I’m sure you’ve passed by the Frye Museum—maybe on your way downtown—or perhaps you’ve actually gone in and sampled the eclectic mix of art. While small, the Frye has been voted as the best museum in Seattle, as well as one of the best free museums in the country—and they aren’t letting that success get to them. Over the next 16 weeks, the Frye will play host to an ambitious new exhibit titled; Genius / 21st Century / Seattle.
Images courtesy of the Frye Art Museum
Boasting over 65 artists from every discipline of the arts including filmmakers, painters, writers, dancers, photographers and many others, the exhibit is unlike anything before it. Over its four months in circulation, each month, day and even hour will be completely different. There is nothing static about this exhibit—it is in constant evolution, always changing, even before your eyes.
Forty events will occur during this time, some of them unrehearsed. One installation in particular shows several circular tubes made of cords hanging from the ceiling with dancers projected onto them. The artists, Zoe Scofield and Juniper Shuey, will actually perform the routines from memory, something that makes Scofield “very nervous.” The installation plays with the idea of memory, nostalgia and “What is tied up in the memory of physical, sensual experiences.” Their dance will show the difficulty of evolving, allowing change to occur. Scofield and Shuey will perform four live routines over the duration of the exhibit but they will also hold impromptu performances.
Jo-Anne Birnie Danzker, who is both the director of the Frye, and a co-curator of Genius 21 along with Erika Dalya Massaquoi, feels that the exhibit is not only a platform for presenting art but “A project in itself.” The exhibit caters to Seattle artists—including Sherman Alexie, whose writings punctuate the walls throughout the gallery—but it is also for all of its citizens.
Massaquoi goes more in depth with the challenges and aspirations of the project. It isn’t just another art gallery to walk through and look at the paintings; it is one that is fully “immersive.” She wants attendees to “feel what’s happening.” Full viewer immersion is helped by numerous timely themes that are packed into the artwork such as climate change, rapid commercialization and racial equality. But Massaquoi doesn’t just want to portray these themes, she wants to “take risks and advance the issues.” The pieces serve as conversation starters.
One exhibit is a film that, according to artist C. Davida Ingram, shows the “subjectivity and narrative conventions through nonlinear storytelling and the ersatz interviews with artist Fanon Brown and art critic Decca Jones, along with a dreamscape of black female subjectivity ascending unfettered.” It addresses the issue of racial inequality through art.
Over the past couple of decades, Seattle has undergone significant changes in social and political issues, as well as an ever-growing range of cultural expressions. That is why Massaquoi and Danzker thought that now was the time for the exhibit. Massaquoi explains that, “Genius provides a huge platform for artists to be loud,” and many of the works represent powerful, unique ways to tackle some of the hotbed issues that affect both Seattle and the rest of the world.
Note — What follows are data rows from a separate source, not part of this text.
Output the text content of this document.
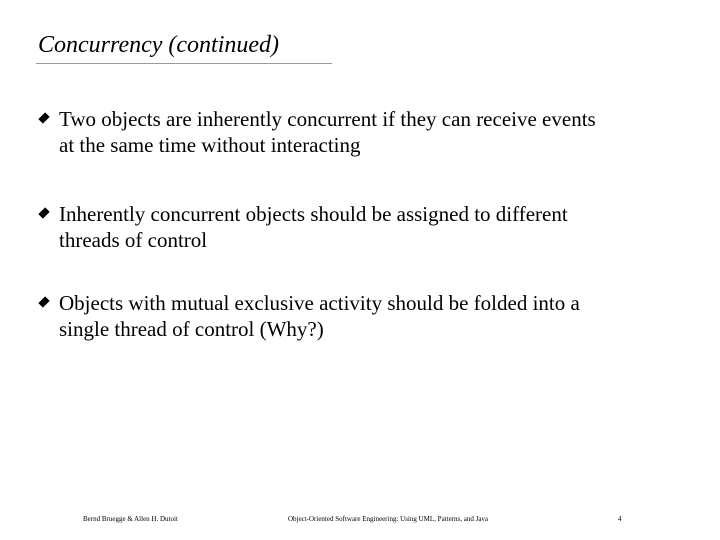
Concurrency (continued)
Two objects are inherently concurrent if they can receive events
at the same time without interacting
Inherently concurrent objects should be assigned to different
threads of control
Objects with mutual exclusive activity should be folded into a
single thread of control (Why?)
Bernd Bruegge & Allen H. Dutoit	Object-Oriented Software Engineering: Using UML, Patterns, and Java	4
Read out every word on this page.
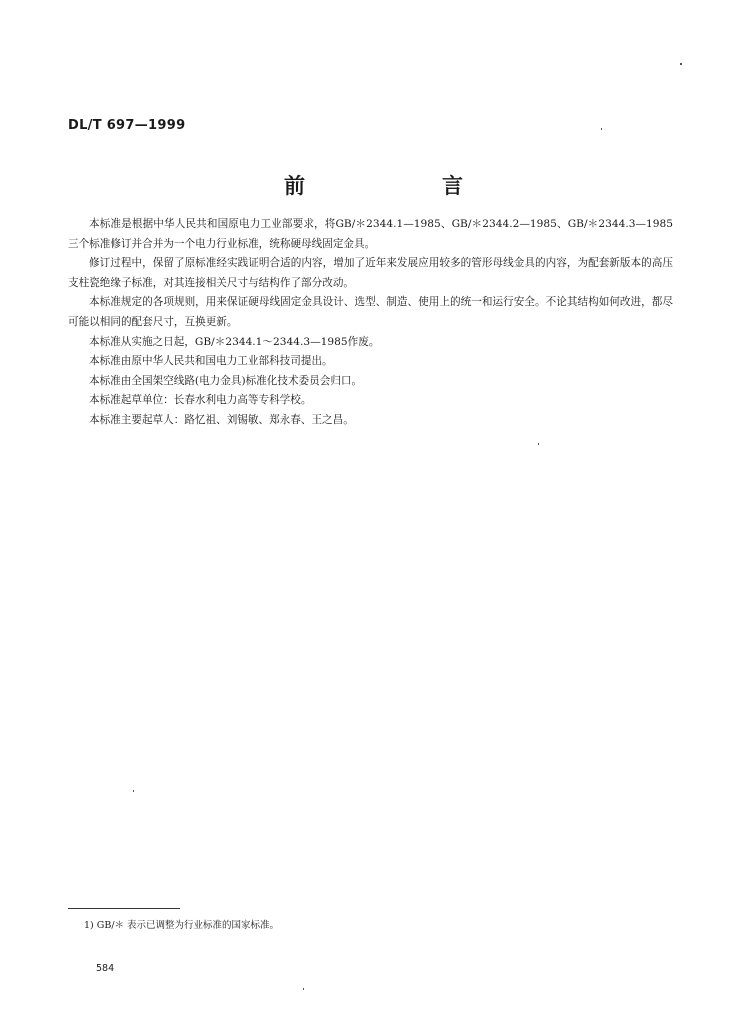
DL/T 697—1999
前　言

本标准是根据中华人民共和国原电力工业部要求，将GB/＊2344.1—1985、GB/＊2344.2—1985、GB/＊2344.3—1985三个标准修订并合并为一个电力行业标准，统称硬母线固定金具。

修订过程中，保留了原标准经实践证明合适的内容，增加了近年来发展应用较多的管形母线金具的内容，为配套新版本的高压支柱瓷绝缘子标准，对其连接相关尺寸与结构作了部分改动。

本标准规定的各项规则，用来保证硬母线固定金具设计、选型、制造、使用上的统一和运行安全。不论其结构如何改进，都尽可能以相同的配套尺寸，互换更新。

本标准从实施之日起，GB/＊2344.1～2344.3—1985作废。

本标准由原中华人民共和国电力工业部科技司提出。

本标准由全国架空线路(电力金具)标准化技术委员会归口。

本标准起草单位：长春水利电力高等专科学校。

本标准主要起草人：路忆祖、刘锡敏、郑永春、王之昌。

1) GB/＊ 表示已调整为行业标准的国家标准。
584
It is appropriate that the very first thing viewers see in the exhibit is a time-lapse video shot over four months out of a window in downtown Seattle by Victoria Haven. The camera does not move, but instead shows the movement of the city—its constant growth upwards and outwards. By showing us the physical growth of
the city upfront we are able to see less of the physical changes in the art, more of what the city, and what change means to them personally through free-flowing arts and a revolving gallery of pieces.
This exhibit aims to start difficult conversations and shine a light on contemporary life, both in Seattle and abroad. Genius 21 opens on Saturday September 26, and will run until January 10.